Apart from the wide geographical variation, these states also represent wide variation in terms of the political parties ruling them — from the Left Front government in Kerala to the right-wing Bharatiya Janata Party in Assam.




The Budget for 2020-21 were more crucial for the five states — Assam, Bihar, West Bengal, Tamil Nadu and Kerala — that will hold Assembly elections within the next 12 months. Apart from the wide geographical variation, these states also represent wide variation in terms of the political parties ruling them — from the Left Front government in Kerala to the right-wing Bharatiya Janata Party in Assam. Not surprisingly, the Budgets clearly reflected the political priorities and the economic realities of each state. That is what explains the stark differences in the Budgets of not just Kerala and Assam but also Assam and Bihar (two states where the BJP is part of the government albeit with quite dissimilar levels of control).

As such, while Assam, where the BJP dominates the ruling coalition, saw a budget peppered with sops for specifically targeted sections of the society, Bihar, where it is the junior partner, witnessed a rather staid Budget with hardly any new scheme being announced.

Assam Budget is full of sops and freebies. For instance, in 2018-19, in the lead up to the Lok Sabha election, Assam government gave Rs 5,000 each to over 7 lakh tea garden workers — one of the disgruntled set of voters. In 2020-21, in the lead up to the Assembly polls, tea garden workers will receive Rs 3,000 each. Similarly, there appears to a conscious decision to woo women voters through one scheme or the other.

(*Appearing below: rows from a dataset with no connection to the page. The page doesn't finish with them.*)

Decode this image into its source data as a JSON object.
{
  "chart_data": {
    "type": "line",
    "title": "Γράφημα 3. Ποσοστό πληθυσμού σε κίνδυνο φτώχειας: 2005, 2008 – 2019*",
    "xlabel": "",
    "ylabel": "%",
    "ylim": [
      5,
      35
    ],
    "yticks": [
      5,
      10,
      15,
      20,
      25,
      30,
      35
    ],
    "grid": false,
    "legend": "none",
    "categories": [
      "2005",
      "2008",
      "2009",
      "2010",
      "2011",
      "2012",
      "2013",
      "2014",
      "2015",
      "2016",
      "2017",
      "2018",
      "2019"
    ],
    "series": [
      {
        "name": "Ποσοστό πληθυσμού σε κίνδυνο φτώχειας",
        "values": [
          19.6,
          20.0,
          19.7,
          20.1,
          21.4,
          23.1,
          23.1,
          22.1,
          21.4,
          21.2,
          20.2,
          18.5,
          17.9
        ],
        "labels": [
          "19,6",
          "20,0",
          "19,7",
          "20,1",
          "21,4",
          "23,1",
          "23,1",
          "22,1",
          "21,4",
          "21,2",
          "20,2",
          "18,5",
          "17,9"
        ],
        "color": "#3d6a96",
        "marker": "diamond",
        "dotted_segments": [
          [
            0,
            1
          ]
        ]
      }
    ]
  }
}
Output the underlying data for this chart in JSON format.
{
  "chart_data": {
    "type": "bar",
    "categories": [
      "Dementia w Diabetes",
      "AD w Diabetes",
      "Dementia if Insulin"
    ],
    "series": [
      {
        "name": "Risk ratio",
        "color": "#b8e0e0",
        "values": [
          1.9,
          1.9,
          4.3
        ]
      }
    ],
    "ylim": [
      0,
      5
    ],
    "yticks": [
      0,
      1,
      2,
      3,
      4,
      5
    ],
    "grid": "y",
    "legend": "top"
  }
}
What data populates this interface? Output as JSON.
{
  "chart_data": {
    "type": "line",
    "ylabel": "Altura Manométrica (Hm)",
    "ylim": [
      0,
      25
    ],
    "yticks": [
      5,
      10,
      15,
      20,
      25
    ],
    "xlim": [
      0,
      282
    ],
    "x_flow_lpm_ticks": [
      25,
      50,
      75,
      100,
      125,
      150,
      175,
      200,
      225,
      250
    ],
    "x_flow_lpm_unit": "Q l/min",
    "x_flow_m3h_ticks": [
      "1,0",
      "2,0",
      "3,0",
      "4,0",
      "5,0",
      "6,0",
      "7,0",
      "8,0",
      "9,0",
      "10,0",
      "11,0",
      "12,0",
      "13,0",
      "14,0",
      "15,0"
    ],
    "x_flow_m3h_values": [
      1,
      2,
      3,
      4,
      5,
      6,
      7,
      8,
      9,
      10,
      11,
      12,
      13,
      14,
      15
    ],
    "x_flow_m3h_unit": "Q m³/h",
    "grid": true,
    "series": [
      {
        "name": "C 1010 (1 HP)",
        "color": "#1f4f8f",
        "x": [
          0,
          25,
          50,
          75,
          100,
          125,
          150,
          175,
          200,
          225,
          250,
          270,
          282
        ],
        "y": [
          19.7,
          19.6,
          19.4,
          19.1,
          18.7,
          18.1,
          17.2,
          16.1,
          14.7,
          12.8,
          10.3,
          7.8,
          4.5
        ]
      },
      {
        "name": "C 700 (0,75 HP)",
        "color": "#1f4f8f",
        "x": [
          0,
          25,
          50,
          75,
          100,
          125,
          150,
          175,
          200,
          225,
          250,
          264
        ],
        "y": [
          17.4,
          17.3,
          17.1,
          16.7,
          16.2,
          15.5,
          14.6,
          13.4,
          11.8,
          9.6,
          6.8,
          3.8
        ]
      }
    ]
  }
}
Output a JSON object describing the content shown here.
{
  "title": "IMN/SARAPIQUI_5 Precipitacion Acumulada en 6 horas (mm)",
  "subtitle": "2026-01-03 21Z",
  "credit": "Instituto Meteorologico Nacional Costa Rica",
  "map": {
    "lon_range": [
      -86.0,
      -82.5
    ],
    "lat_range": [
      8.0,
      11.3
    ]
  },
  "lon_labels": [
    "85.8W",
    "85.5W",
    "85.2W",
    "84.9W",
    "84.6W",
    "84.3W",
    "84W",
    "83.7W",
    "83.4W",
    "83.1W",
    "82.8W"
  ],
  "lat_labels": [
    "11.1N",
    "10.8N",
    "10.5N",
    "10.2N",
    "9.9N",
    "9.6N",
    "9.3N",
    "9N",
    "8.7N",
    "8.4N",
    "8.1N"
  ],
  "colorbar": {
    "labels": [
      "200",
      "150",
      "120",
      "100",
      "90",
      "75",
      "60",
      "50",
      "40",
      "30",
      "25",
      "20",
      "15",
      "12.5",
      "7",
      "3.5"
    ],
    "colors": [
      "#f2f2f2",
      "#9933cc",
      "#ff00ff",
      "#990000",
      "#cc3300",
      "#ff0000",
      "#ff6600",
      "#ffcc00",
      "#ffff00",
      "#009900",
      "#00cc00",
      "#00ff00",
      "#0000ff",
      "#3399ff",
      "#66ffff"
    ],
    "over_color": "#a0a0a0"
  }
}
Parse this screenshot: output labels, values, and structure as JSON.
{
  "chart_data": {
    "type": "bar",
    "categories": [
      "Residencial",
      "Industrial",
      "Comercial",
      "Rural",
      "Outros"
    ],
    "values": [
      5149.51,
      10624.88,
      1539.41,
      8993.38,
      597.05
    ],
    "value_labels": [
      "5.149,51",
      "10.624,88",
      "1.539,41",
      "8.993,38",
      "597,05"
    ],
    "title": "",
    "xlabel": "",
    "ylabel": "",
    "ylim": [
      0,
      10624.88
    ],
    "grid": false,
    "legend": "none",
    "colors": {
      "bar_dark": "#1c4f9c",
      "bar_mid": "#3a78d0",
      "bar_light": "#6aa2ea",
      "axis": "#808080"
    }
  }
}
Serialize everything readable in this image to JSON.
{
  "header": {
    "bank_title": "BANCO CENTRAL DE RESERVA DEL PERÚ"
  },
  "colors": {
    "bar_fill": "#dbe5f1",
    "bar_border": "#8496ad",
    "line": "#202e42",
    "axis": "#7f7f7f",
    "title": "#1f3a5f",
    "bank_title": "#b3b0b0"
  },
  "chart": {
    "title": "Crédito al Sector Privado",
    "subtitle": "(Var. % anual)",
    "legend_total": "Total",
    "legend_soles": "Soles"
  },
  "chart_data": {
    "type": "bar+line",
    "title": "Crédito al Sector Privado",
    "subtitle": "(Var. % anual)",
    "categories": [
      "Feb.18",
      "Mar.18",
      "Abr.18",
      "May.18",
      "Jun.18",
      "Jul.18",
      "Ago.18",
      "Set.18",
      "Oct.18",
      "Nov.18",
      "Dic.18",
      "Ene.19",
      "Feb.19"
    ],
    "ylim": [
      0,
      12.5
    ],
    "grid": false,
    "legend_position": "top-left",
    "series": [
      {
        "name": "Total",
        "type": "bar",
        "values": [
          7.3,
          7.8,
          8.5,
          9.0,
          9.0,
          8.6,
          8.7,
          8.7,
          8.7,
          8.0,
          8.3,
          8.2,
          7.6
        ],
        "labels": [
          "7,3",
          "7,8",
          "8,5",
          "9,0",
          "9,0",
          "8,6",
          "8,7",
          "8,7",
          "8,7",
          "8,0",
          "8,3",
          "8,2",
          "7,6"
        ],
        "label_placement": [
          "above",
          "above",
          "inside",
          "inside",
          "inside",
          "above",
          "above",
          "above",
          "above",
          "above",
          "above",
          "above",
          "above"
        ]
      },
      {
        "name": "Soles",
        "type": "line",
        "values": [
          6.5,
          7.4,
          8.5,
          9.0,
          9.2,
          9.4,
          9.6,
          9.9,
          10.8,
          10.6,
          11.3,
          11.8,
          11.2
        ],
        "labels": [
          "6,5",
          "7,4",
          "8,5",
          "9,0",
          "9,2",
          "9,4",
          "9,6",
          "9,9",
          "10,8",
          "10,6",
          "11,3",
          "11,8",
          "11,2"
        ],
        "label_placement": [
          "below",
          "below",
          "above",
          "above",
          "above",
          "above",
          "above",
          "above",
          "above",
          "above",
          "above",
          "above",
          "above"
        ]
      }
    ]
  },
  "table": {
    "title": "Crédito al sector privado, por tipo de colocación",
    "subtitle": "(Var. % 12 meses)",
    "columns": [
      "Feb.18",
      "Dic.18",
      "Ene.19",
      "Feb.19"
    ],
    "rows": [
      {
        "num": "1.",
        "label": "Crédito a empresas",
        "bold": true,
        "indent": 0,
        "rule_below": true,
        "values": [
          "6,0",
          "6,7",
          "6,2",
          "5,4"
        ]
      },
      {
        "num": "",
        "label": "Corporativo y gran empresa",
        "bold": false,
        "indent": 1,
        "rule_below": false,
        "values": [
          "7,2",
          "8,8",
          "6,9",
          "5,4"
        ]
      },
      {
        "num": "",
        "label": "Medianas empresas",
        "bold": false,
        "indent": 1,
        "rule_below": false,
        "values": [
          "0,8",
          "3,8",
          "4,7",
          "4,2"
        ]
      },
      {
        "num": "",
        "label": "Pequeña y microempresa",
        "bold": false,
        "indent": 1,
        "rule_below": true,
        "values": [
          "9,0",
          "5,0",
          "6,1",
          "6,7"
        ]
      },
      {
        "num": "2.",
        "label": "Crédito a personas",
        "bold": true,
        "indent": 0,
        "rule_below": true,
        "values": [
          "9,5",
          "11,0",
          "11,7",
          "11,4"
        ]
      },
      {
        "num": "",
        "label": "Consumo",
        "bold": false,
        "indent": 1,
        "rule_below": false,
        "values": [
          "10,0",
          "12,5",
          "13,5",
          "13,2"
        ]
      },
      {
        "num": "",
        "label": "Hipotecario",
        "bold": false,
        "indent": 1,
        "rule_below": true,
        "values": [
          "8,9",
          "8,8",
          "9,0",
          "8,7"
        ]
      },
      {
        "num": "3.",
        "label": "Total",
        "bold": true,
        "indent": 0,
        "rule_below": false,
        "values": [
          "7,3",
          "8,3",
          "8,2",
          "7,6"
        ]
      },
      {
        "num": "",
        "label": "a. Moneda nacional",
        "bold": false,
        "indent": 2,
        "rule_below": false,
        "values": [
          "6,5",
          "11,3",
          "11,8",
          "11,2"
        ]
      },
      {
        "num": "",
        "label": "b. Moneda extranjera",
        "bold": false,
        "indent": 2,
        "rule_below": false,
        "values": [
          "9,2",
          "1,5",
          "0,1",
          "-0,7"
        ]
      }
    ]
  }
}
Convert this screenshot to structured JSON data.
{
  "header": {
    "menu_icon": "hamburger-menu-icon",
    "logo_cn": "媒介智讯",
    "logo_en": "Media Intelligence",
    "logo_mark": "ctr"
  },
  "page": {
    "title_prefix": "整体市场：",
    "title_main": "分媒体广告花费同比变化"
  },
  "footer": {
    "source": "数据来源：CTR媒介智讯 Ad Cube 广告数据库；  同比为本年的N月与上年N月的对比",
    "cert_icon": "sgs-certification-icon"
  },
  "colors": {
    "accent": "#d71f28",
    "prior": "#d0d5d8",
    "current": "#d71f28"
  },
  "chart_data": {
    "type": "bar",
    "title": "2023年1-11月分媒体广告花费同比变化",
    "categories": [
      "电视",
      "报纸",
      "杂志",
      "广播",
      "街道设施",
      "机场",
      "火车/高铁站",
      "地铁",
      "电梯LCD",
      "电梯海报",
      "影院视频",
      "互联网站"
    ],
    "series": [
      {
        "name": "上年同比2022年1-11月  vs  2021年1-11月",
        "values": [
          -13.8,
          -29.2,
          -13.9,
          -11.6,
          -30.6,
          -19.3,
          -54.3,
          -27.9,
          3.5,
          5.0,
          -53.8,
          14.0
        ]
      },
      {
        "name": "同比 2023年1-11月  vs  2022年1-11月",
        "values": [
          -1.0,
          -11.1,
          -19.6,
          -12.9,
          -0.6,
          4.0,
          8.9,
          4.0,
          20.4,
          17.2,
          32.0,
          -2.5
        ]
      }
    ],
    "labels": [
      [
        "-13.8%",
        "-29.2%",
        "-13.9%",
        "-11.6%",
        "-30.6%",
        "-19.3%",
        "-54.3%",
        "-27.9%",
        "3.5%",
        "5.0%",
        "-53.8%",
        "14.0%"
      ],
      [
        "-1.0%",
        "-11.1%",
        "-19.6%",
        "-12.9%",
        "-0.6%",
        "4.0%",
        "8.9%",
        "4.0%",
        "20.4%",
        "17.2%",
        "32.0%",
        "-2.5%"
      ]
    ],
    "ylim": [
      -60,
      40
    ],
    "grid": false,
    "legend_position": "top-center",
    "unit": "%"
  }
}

Assam could do it as it is the only state that saw its revenue receipts go up (by over Rs 9,000 crore) during the current financial year. Bihar’s uneventful Budget, in contrast, was a reflection of its economic realities. Of all the states analysed, Bihar faced the biggest compression of revenue receipts between BE and RE — over Rs 25,400 crore — in FY20. Yet, on paper, it hopes to achieve the biggest expansion in expenditure between BE and RE — over Rs 17,000 crore. But this has left its fiscal deficit at close to 10 per cent of its gross state domestic product — more than three-times the permissible limit. It is clear that Bihar will have to cut back its expenditure quite sharply in the January to March quarter to stay within the fiscal responsibility bounds.

Much like Assam (although not to the same extent), other states too have tried to come up with as many new initiatives as possible such as free electricity (WB), regularising residential encroachments on poramboke (unmeasured) lands (TN), and enhanced pensions (Kerala).

A crucial commonality among all these states is the high level of youth (15 to 29 years) unemployment — Kerala (36%), Assam (27%), Tamil Nadu (26%), Bihar (22%), and West Bengal (13%). Not surprisingly, all states, barring Bihar (where “jobs” did not find mention in the whole speech), initiated schemes to boost self-employment opportunities for the youth.